= Principles of parliamentary procedure =

Parliamentary procedure is the body of rules, ethics, and customs governing meetings and other operations of clubs, organizations, legislative bodies, and other deliberative assemblies. General principles of parliamentary procedure include rule of the majority with respect for the minority.

==Purpose==
The purpose of parliamentary procedure is for the assembly to conduct its businesses in the most efficient way possible while protecting the rights of its members.

==Principles==

=== Majority rule ===
The basic principle of decision is majority vote.

=== Minority rights ===
The minority have certain rights that only a supermajority, such as a two-thirds vote, can overrule. Such rights include introducing new business and speaking in debate.

=== Member rights ===
Members have the right to attend meetings, speak in debate, make (and second) motions, and vote; when the vote is by ballot, there is an additional right of secrecy in how the member votes. Other rights include nominating (and being nominated) to office, running for or being elected to office, and receiving proper notice of all meetings.
A member cannot be individually deprived of any these rights except through disciplinary procedures.

Members have the right to know what they are deciding on. The assembly acts with fairness and good faith. All members are treated equally. Members are expected to be of honorable character.

=== One question at a time ===
Only one main motion can be pending at a time. According to Robert's Rules of Order Newly Revised (RONR), this rule is considered to be a fundamental principle of parliamentary law.

=== One person, one vote ===
Each member has a vote and each vote is weighted equally. RONR also considers this principle to be a fundamental rule of parliamentary law. Exceptions to this rule, such as cumulative voting, must be expressly provided for in the organization's fundamental rules.

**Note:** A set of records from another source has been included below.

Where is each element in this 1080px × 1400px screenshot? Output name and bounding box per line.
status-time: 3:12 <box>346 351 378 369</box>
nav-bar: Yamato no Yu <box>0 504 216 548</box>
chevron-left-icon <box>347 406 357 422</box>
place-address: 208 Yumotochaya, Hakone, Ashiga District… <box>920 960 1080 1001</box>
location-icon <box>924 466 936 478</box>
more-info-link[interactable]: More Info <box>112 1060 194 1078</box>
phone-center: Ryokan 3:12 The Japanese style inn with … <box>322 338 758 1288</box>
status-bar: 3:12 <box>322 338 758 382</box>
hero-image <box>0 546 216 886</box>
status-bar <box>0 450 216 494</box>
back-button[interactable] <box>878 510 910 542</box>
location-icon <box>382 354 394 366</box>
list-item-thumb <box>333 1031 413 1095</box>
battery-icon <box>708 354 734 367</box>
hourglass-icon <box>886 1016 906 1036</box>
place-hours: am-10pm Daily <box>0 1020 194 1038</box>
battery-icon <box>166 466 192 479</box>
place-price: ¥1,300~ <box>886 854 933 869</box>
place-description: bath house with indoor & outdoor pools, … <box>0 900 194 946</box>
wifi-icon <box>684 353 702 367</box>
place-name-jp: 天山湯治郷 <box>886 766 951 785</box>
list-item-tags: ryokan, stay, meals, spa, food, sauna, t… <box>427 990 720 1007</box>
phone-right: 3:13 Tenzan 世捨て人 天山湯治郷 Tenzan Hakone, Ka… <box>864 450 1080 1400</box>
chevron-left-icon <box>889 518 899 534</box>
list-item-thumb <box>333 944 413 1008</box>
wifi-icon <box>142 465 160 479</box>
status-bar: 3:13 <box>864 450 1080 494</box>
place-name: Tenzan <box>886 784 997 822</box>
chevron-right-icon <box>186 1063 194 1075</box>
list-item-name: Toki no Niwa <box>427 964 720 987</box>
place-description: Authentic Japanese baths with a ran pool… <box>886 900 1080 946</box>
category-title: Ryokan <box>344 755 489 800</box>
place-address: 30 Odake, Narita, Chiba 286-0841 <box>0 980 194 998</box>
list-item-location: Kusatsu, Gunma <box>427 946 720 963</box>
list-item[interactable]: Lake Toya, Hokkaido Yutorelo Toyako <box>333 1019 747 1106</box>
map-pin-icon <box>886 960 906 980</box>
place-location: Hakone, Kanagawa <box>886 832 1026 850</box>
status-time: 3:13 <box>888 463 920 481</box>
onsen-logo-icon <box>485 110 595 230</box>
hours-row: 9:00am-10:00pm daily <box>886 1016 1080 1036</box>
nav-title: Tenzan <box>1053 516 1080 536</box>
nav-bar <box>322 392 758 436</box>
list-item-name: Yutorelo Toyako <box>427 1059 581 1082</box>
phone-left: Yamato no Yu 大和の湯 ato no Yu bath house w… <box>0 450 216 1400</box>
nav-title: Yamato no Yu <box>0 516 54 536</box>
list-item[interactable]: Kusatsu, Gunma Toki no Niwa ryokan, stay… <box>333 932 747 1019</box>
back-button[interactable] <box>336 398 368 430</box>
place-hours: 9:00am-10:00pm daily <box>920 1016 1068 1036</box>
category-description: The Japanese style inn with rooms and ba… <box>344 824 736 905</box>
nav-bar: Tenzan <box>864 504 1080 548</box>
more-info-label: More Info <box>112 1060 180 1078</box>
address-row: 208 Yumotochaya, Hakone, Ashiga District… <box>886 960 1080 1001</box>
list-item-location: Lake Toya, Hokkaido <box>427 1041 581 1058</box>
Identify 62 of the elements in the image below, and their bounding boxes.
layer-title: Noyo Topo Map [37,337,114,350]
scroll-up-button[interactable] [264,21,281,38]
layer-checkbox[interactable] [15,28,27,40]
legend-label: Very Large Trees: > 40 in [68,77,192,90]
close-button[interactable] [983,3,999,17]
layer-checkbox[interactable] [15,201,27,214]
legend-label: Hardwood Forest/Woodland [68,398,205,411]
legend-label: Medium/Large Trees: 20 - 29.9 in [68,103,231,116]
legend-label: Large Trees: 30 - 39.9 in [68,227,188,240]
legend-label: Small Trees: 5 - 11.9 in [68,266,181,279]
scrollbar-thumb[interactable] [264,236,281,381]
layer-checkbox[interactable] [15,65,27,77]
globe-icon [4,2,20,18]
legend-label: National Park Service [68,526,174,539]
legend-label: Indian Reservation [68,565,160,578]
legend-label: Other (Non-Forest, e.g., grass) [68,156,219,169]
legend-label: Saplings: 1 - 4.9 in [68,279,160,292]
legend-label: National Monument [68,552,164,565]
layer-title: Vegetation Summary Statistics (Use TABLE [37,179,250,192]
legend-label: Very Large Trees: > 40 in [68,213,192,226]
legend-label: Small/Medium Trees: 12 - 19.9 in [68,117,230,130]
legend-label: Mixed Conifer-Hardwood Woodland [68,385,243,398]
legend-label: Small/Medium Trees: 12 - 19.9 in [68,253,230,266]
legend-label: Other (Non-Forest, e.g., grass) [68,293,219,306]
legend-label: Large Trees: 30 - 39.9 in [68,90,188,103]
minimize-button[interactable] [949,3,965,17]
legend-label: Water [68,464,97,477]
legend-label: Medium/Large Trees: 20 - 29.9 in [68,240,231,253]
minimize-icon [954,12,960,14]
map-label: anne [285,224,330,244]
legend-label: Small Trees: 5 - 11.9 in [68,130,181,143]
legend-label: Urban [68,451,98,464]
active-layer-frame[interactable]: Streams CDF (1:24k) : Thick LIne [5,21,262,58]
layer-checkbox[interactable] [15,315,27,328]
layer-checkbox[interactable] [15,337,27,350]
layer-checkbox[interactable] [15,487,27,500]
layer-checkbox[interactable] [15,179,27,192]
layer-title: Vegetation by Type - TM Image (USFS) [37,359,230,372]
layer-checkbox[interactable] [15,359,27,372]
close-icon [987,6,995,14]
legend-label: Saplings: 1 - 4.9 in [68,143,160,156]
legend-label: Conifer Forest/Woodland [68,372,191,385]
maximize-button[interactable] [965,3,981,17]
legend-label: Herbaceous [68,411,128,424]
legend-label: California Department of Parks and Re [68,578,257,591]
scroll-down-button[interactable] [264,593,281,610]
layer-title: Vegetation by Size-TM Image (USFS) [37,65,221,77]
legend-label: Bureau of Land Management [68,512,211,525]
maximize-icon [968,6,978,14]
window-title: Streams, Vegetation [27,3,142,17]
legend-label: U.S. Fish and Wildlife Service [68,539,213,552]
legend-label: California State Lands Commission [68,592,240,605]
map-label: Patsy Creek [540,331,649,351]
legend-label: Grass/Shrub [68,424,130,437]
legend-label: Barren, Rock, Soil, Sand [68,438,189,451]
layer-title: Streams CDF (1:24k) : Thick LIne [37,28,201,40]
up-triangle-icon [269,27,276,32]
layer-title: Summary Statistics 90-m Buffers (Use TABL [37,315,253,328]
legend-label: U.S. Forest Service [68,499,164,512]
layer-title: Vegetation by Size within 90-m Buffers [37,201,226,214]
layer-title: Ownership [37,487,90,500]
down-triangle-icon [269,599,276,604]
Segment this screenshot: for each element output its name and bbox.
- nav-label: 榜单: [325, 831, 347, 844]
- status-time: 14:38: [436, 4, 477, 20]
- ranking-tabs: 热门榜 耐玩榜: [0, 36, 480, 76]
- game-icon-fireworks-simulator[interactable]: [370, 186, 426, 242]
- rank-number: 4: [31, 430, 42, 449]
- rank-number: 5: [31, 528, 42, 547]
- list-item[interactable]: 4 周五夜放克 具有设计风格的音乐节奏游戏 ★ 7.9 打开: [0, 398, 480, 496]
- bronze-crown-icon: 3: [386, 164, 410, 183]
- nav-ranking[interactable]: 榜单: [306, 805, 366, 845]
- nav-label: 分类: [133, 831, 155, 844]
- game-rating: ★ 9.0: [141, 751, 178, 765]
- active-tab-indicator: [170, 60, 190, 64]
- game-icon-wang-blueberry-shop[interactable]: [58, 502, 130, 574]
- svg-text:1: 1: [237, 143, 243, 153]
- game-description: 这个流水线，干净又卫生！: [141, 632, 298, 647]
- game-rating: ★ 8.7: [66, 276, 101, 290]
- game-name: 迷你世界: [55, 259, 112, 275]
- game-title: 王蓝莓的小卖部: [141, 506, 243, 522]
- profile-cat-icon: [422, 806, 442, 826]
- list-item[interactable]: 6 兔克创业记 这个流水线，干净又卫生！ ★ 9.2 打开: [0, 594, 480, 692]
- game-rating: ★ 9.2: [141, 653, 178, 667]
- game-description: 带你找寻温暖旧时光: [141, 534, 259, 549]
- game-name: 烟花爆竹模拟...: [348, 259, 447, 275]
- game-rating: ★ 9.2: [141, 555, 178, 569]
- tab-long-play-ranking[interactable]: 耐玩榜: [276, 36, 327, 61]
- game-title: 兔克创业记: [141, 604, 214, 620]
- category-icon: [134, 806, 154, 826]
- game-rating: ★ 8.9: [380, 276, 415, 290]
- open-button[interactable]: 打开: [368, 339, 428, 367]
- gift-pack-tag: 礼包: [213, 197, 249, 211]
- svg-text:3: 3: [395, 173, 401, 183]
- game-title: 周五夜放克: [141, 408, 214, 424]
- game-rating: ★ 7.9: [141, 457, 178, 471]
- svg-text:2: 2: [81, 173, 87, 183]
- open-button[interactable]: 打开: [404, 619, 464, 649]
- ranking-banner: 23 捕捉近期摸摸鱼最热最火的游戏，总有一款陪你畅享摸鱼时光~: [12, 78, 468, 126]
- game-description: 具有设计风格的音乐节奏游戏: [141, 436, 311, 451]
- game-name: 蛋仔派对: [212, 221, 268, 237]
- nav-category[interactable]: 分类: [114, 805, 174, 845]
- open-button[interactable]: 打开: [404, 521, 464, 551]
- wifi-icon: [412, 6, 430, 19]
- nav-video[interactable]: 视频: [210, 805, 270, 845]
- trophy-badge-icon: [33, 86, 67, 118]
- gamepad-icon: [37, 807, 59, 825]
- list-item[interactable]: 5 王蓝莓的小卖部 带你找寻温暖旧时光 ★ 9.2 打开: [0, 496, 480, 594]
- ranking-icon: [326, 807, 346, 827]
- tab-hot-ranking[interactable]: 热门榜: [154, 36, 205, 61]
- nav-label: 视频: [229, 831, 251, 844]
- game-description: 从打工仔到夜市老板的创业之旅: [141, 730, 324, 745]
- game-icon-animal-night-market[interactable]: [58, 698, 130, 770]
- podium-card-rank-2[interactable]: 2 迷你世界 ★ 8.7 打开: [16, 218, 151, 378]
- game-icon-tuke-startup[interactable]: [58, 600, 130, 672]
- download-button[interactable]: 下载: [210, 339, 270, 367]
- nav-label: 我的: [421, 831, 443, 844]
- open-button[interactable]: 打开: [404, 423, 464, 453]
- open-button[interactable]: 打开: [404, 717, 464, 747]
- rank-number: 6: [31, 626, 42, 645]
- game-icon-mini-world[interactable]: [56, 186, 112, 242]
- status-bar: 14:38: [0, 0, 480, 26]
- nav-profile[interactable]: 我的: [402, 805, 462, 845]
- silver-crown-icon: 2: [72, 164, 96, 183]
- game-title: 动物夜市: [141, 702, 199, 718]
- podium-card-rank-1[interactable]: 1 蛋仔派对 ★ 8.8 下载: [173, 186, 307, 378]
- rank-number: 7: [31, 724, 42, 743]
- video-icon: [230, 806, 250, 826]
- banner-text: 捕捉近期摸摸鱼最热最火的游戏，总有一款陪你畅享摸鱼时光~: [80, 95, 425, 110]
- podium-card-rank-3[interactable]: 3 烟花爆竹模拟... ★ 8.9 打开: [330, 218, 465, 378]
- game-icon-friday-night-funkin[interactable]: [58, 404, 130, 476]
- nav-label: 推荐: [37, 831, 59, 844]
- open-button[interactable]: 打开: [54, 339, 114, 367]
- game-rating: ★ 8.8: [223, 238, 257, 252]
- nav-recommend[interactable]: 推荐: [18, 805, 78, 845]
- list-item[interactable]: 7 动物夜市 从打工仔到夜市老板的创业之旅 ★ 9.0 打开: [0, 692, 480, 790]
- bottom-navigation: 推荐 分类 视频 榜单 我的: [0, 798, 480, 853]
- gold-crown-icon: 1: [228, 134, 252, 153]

=== Only members present can vote ===
As yet another fundamental principle, it's established that the decisions made by members present at a meeting are the official acts in the name of the organization. Exceptions for absentee voting would have to be expressly provided for in the organization's rules. Nonmembers are not allowed to vote. Any member can abstain from voting at any time, unless the committee or organization strictly prohibits it, which may be the case especially for groups of nine or less individuals.

=== Changing action previously decided on ===
Actions cannot be in conflict with a decision previously made unless that action is rescinded or amended. The body can change the rules it wants to follow as long as it follows the rules for making such changes.

Under RONR, the requirements for changing a previous action are greater than those for taking the new actions. A motion to rescind, repeal or annul, or amend something already adopted, for instance, requires a two-thirds vote, a majority with previous notice, or a majority of the entire membership. According to The Standard Code of Parliamentary Procedure, however, a repeal or amendment of something previously adopted requires only the same vote (usually a simple majority) and the same notice that was needed to adopt it in the first place.

=== Following own specific rules ===
The group must have the authority to take the actions it purports to take. To be valid, any action or decision of a body must not violate any applicable law or constitutional provision.

=== Absentee members rights ===
Certain actions require previous notice, which protects the rights of absentees. This includes notice of the meetings. There also needs to be a quorum, that is the minimum number of members that should to be present lest the meeting be rendered invalid.

=== Nonmembers rights ===

Under RONR nonmembers have none of these rights and the assembly can exclude any or all of them from the proceedings.